Effective Index Construction Algorithm for Optimal $(k,η)$-cores Computation
Shengli Sun, Peng Xu, Guanming Jiang, Philip S. Yu, Yi Li
TL;DR
This paper tackles the problem of efficiently and correctly computing online $(k,\eta)$-cores on uncertain graphs, where current UCF-Index constructions suffer from correctness issues due to floating-point divisions in $k$-probability updates. It introduces OptiUCF, a correct index construction framework that combines on-demand $k$-probability recalculation with tight probabilistic bounds (Beta-function and Top-K bounds), a lazy refreshing strategy, and a progressive refinement scheme across $\,\eta$-threshold layers to minimize recomputation and search space. The Baseline algorithm establishes a correct DP-based refresh, while OptiUCF significantly reduces overhead and yields substantial speedups (1–2 orders of magnitude over the baseline, 5–10x over a non-optimized variant) and robust accuracy. Extensive experiments on eight real-world graphs demonstrate improvements in efficiency, accuracy, and scalability, confirming the practical impact for uncertain-graph analysis tasks such as community detection, fraud analysis, and influence maximization.
Abstract
Computing $(k,η)$-cores from uncertain graphs is a fundamental problem in uncertain graph analysis.

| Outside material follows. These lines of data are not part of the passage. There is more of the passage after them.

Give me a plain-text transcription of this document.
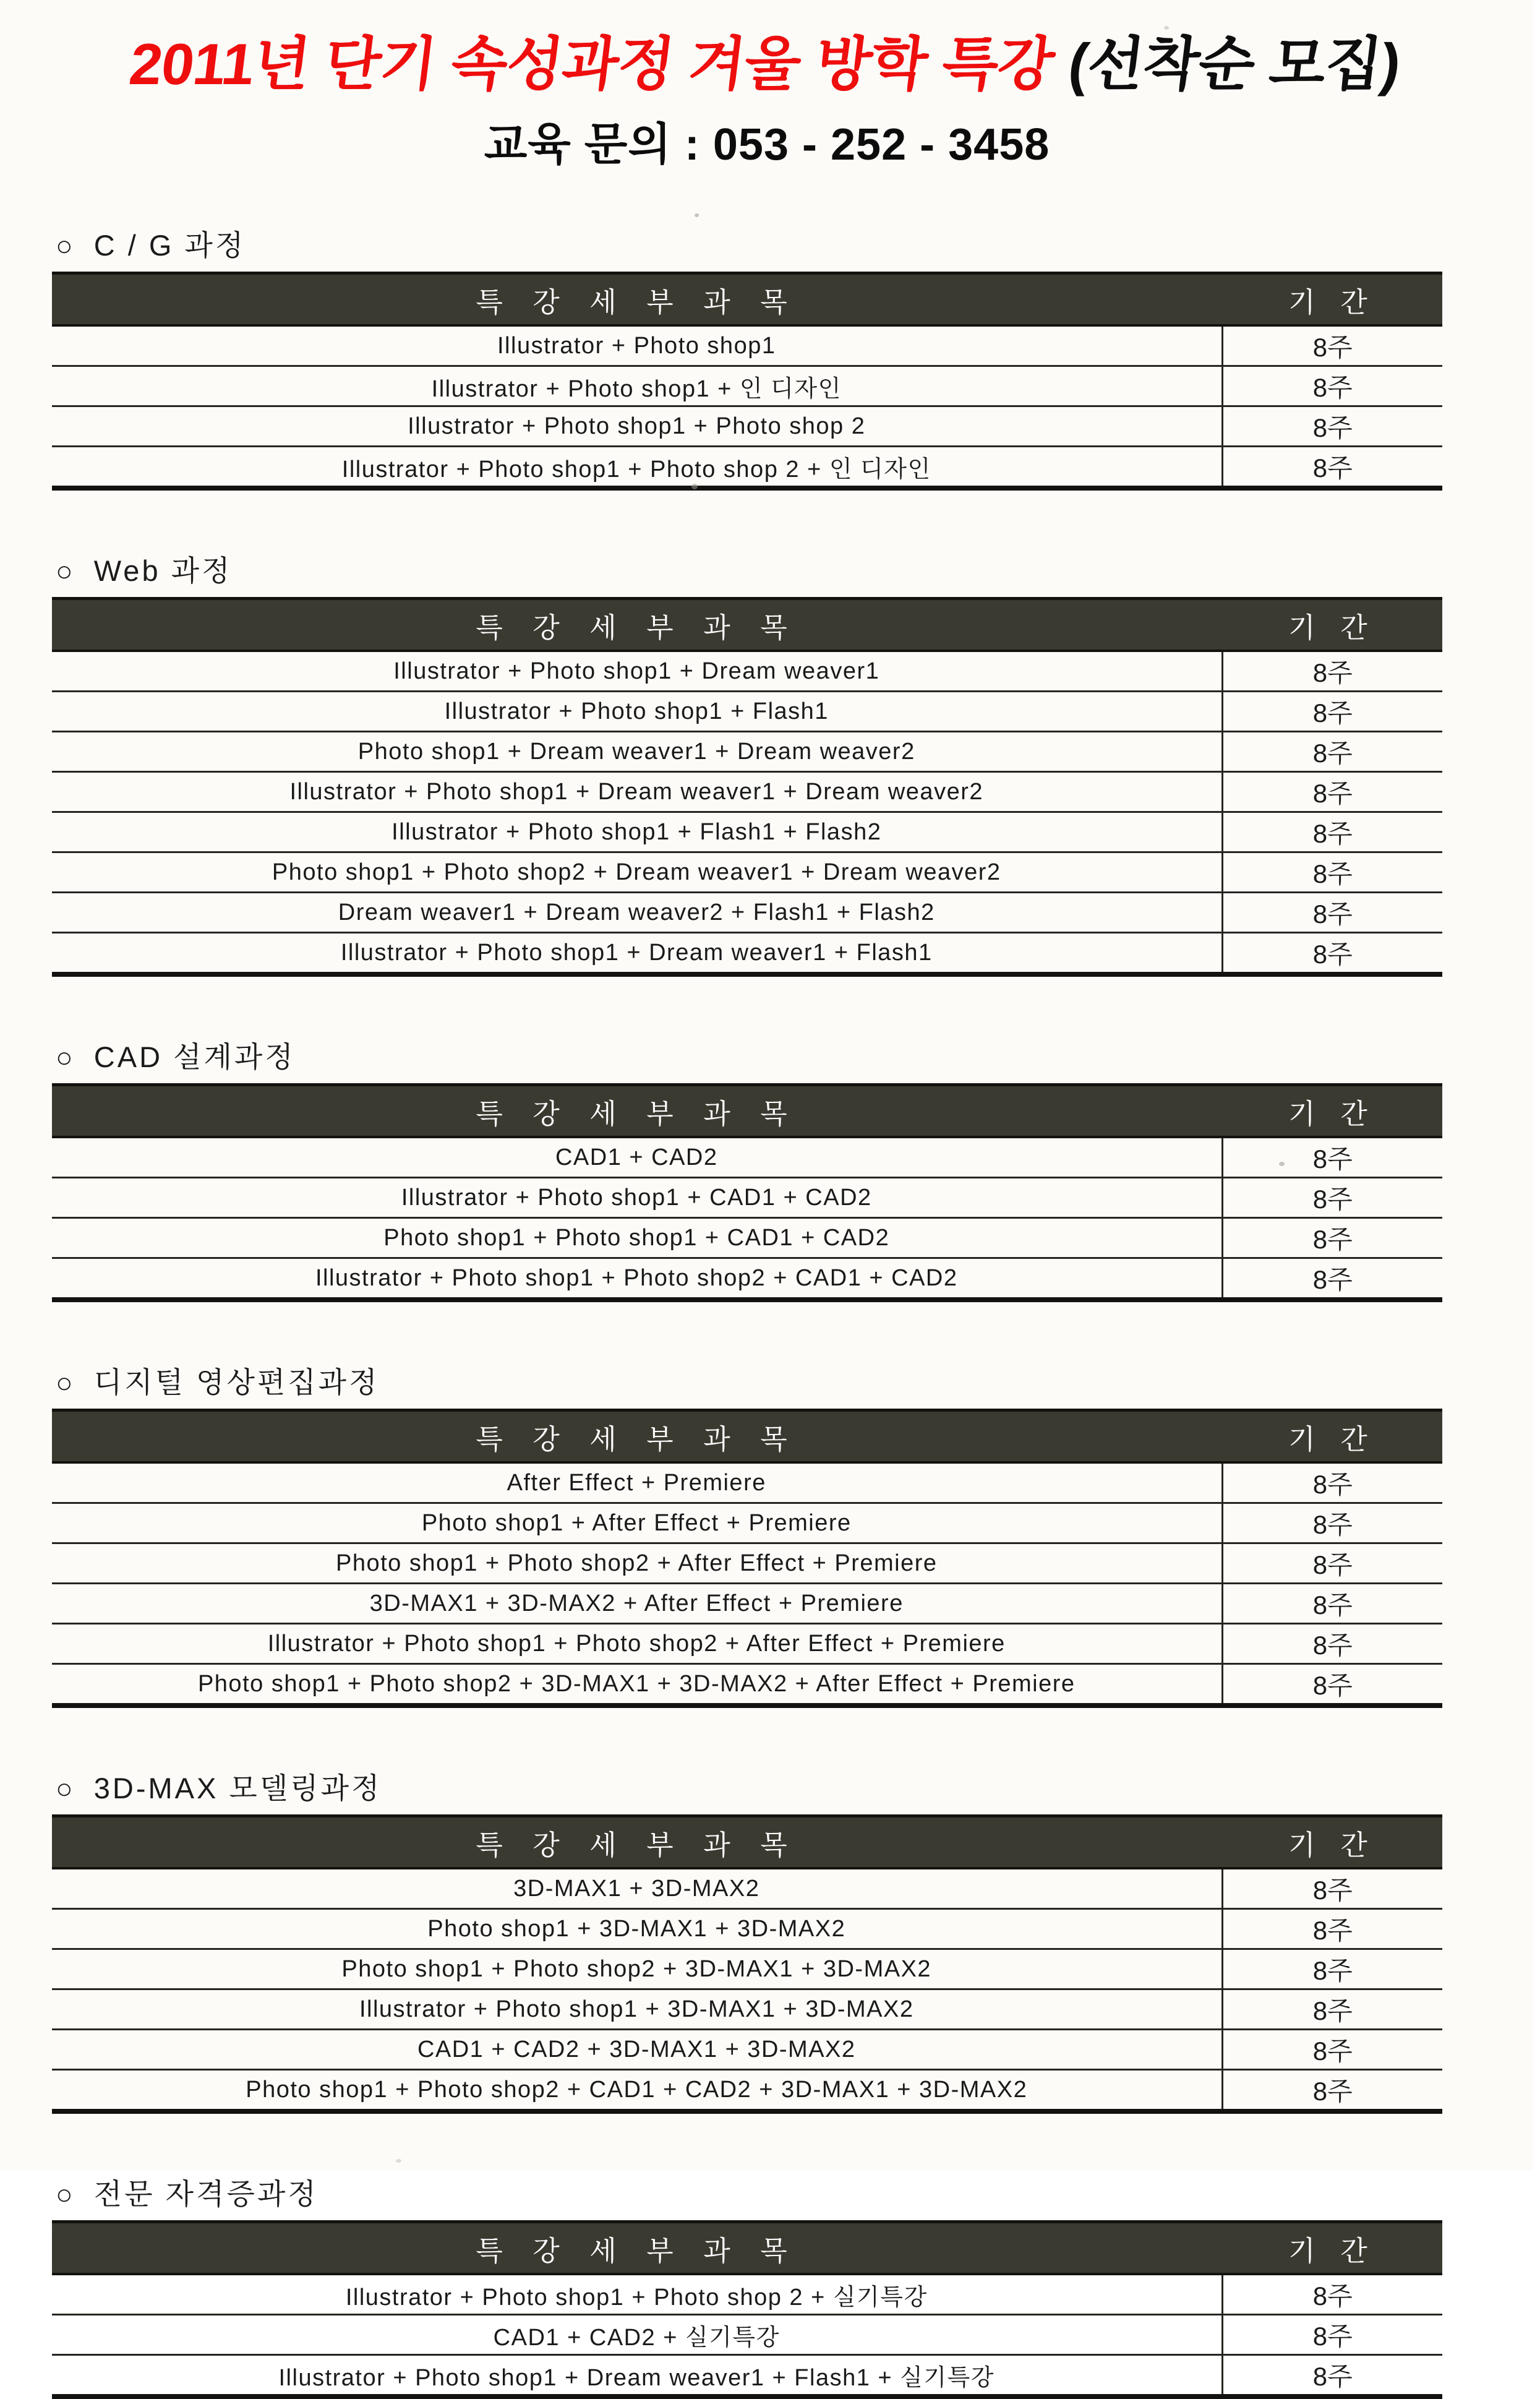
2011년 단기 속성과정 겨울 방학 특강 (선착순 모집)
교육 문의 : 053 - 252 - 3458
○ C / G 과정
특 강 세 부 과 목	기 간
Illustrator + Photo shop1	8주
Illustrator + Photo shop1 + 인 디자인	8주
Illustrator + Photo shop1 + Photo shop 2	8주
Illustrator + Photo shop1 + Photo shop 2 + 인 디자인	8주
○ Web 과정
특 강 세 부 과 목	기 간
Illustrator + Photo shop1 + Dream weaver1	8주
Illustrator + Photo shop1 + Flash1	8주
Photo shop1 + Dream weaver1 + Dream weaver2	8주
Illustrator + Photo shop1 + Dream weaver1 + Dream weaver2	8주
Illustrator + Photo shop1 + Flash1 + Flash2	8주
Photo shop1 + Photo shop2 + Dream weaver1 + Dream weaver2	8주
Dream weaver1 + Dream weaver2 + Flash1 + Flash2	8주
Illustrator + Photo shop1 + Dream weaver1 + Flash1	8주
○ CAD 설계과정
특 강 세 부 과 목	기 간
CAD1 + CAD2	8주
Illustrator + Photo shop1 + CAD1 + CAD2	8주
Photo shop1 + Photo shop1 + CAD1 + CAD2	8주
Illustrator + Photo shop1 + Photo shop2 + CAD1 + CAD2	8주
○ 디지털 영상편집과정
특 강 세 부 과 목	기 간
After Effect + Premiere	8주
Photo shop1 + After Effect + Premiere	8주
Photo shop1 + Photo shop2 + After Effect + Premiere	8주
3D-MAX1 + 3D-MAX2 + After Effect + Premiere	8주
Illustrator + Photo shop1 + Photo shop2 + After Effect + Premiere	8주
Photo shop1 + Photo shop2 + 3D-MAX1 + 3D-MAX2 + After Effect + Premiere	8주
○ 3D-MAX 모델링과정
특 강 세 부 과 목	기 간
3D-MAX1 + 3D-MAX2	8주
Photo shop1 + 3D-MAX1 + 3D-MAX2	8주
Photo shop1 + Photo shop2 + 3D-MAX1 + 3D-MAX2	8주
Illustrator + Photo shop1 + 3D-MAX1 + 3D-MAX2	8주
CAD1 + CAD2 + 3D-MAX1 + 3D-MAX2	8주
Photo shop1 + Photo shop2 + CAD1 + CAD2 + 3D-MAX1 + 3D-MAX2	8주
○ 전문 자격증과정
특 강 세 부 과 목	기 간
Illustrator + Photo shop1 + Photo shop 2 + 실기특강	8주
CAD1 + CAD2 + 실기특강	8주
Illustrator + Photo shop1 + Dream weaver1 + Flash1 + 실기특강	8주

UCF-Index is the state-of-the-art resolution to support $(k,η)$-core queries, allowing the $(k,η)$-core for any combination of $k$ and $η$ to be computed in an optimal time. However, this index constructed by current algorithm is usually incorrect. During decomposition, the key is to obtain the $k$-probabilities of its neighbors when the vertex with minimum $k$-probability is deleted. Current method uses recursive floating-point division to update it, which can lead to serious errors. We propose a correct and efficient index construction algorithm to address this issue. Firstly, we propose tight bounds on the $k$-probabilities of the vertices that need to be updated, and the accurate $k$-probabilities are recalculated in an on-demand manner. Secondly, vertices partitioning and progressive refinement strategy is devised to search the vertex with the minimum $k$-probability, thereby reducing initialization overhead for each $k$ and avoiding unnecessary recalculations. Finally, extensive experiments demonstrate the efficiency and scalability of our approach.